Attorney General Hardy Myers today joined the National Association of Medicaid Fraud Control Units in announcing that Aventis Pharmaceuticals, Inc. (Aventis) has agreed to pay $22.7 million to the United States, the District of Columbia, and 38 states to settle claims that it defrauded the states' Medicaid programs through its drug pricing and marketing practices.
"It is unfortunate that the jurisdictions are forced to sue these companies that insist on defrauding the Medicaid system," stated Myers. "We unfortunately see too many cases in which the price of drugs is falsely inflated. It is my hope these suits begin to deter the industry from continuing these unlawful practices."
A joint federal and state investigation revealed that Aventis caused false claims to be submitted to federally-funded health care programs by inflating the average wholesale price (AWP) of their drug, Anzemet, which is used in oncology and radiation treatment to prevent nausea and vomiting. The investigation arose from a federal whistleblower complaint alleging that Aventis' pricing and marketing scheme for Anzemet violated the Federal False Claims Act.
Investigators found that from September 1, 1997 through June 30, 2004, Aventis allegedly tried to increase the market share for Anzemet over competitor products through "marketing the spread". The "spread" is the difference between the amount healthcare providers (pharmacies, hospitals, clinics, etc.) actually pay a pharmaceutical company for a drug, and the amount the healthcare provider is reimbursed for the drug by the Medicaid Programs. Most programs, including the Oregon Medicaid Program, reimburse for drugs based on reported AWP. If AWP is artificially inflated by a manufacturer, or a drug is actually sold to providers at a price significantly below AWP, the resulting "spread" between what the provider paid and the Medicaid/Medicare reimbursement increases the providers' profits.
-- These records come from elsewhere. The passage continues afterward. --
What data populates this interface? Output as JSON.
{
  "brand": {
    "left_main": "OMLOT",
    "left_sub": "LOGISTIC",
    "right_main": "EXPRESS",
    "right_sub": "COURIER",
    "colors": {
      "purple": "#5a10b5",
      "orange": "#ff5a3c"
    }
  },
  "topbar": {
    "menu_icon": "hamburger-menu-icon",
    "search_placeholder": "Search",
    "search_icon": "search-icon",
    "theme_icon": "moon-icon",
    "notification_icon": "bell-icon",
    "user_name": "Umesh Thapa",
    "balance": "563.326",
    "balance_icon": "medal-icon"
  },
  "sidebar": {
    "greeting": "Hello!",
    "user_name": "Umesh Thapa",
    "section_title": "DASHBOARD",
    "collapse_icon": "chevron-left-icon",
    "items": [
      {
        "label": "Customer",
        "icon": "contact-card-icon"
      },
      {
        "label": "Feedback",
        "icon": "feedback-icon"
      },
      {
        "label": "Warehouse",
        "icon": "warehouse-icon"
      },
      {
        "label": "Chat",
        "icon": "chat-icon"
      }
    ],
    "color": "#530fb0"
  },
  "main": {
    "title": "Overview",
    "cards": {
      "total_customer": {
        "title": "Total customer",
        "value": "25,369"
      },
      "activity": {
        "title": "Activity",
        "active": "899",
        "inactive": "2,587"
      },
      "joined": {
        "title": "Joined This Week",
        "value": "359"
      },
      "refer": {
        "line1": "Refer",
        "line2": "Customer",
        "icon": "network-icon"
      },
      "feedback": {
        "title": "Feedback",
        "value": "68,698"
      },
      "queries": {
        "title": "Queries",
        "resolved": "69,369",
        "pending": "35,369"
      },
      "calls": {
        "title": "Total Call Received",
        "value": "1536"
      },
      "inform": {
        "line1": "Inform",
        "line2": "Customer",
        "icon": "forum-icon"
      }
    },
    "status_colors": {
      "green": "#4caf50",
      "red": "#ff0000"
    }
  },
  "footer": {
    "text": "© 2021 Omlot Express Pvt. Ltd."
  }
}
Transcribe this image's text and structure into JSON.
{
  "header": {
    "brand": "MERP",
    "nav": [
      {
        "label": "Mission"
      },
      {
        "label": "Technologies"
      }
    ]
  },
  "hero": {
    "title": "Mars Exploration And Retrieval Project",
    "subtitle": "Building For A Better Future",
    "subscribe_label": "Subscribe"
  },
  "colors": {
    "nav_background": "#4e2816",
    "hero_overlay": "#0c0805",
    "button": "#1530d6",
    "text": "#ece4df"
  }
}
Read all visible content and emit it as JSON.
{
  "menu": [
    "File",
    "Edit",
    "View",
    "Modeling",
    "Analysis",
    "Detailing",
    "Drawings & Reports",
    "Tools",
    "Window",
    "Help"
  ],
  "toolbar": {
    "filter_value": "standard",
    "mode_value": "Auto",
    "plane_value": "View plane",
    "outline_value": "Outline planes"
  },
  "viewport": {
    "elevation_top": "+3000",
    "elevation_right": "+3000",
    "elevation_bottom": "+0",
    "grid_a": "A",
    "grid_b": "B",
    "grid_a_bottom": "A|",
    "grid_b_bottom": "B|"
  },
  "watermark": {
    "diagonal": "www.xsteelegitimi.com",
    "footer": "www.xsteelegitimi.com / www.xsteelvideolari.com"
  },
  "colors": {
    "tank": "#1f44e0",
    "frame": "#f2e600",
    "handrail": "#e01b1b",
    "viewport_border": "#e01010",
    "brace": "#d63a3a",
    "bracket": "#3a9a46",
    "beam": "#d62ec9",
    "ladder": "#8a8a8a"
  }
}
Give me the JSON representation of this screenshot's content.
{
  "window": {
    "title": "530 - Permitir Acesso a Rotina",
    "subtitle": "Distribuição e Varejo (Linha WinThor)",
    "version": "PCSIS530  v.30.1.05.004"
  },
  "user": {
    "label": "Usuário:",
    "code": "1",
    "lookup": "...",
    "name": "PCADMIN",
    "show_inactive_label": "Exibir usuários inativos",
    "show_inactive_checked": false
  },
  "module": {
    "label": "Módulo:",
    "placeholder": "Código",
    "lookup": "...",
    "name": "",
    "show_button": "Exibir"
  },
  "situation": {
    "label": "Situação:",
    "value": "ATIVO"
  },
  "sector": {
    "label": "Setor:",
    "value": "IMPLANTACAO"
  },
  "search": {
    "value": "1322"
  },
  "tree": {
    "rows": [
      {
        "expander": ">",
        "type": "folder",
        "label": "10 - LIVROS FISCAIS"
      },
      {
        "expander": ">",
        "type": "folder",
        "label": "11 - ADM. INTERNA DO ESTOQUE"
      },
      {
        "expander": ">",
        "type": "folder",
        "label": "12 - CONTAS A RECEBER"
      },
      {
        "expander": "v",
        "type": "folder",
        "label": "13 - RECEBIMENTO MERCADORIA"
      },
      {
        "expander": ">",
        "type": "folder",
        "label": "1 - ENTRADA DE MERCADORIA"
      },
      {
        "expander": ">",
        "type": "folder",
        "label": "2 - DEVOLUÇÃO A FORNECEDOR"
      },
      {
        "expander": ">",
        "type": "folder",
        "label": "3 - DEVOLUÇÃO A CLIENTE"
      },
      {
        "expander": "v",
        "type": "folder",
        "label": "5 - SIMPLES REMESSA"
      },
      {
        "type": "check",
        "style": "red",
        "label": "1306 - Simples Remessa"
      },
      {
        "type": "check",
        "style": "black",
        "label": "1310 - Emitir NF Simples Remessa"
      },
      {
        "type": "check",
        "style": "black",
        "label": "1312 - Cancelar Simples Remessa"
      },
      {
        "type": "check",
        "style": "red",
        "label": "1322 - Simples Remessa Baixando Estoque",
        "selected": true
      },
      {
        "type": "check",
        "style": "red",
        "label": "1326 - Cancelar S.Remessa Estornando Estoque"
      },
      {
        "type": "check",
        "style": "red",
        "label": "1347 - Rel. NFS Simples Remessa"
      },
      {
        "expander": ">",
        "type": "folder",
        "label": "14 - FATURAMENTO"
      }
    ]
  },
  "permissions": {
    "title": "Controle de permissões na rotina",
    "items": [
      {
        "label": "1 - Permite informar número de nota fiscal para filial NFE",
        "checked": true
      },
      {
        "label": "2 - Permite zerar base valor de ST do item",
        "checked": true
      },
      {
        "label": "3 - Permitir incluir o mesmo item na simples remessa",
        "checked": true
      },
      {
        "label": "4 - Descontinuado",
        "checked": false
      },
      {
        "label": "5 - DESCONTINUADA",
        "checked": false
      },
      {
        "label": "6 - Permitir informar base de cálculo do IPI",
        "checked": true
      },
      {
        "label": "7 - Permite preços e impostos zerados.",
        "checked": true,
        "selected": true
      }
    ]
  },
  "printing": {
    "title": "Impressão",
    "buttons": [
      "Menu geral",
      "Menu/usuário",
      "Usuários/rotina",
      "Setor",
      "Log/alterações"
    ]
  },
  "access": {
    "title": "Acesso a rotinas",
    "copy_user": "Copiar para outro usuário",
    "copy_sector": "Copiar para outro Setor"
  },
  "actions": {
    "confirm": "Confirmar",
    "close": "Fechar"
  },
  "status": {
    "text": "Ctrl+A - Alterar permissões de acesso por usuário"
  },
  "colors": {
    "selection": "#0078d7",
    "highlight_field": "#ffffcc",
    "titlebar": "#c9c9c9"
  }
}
In this case, it was alleged AWP for Anzemet was artificially inflated by Aventis and then used as a marketing tool by Aventis sales staff to persuade providers to purchase Anzemet over another product, thereby causing the Medicaid Program to overpay for the drug.
Based on its record of payments for Anzemet, the Oregon Medicaid Program was allotted $225,190 in restitution, penalties and interests from the settlement. The settlement only addresses Medicaid Program damages for costs paid for the injectable form of Anzemet. Under the terms of the settlement, Aventis entered into a Corporate Integrity Agreement to ensure its future compliance with price reporting requirements.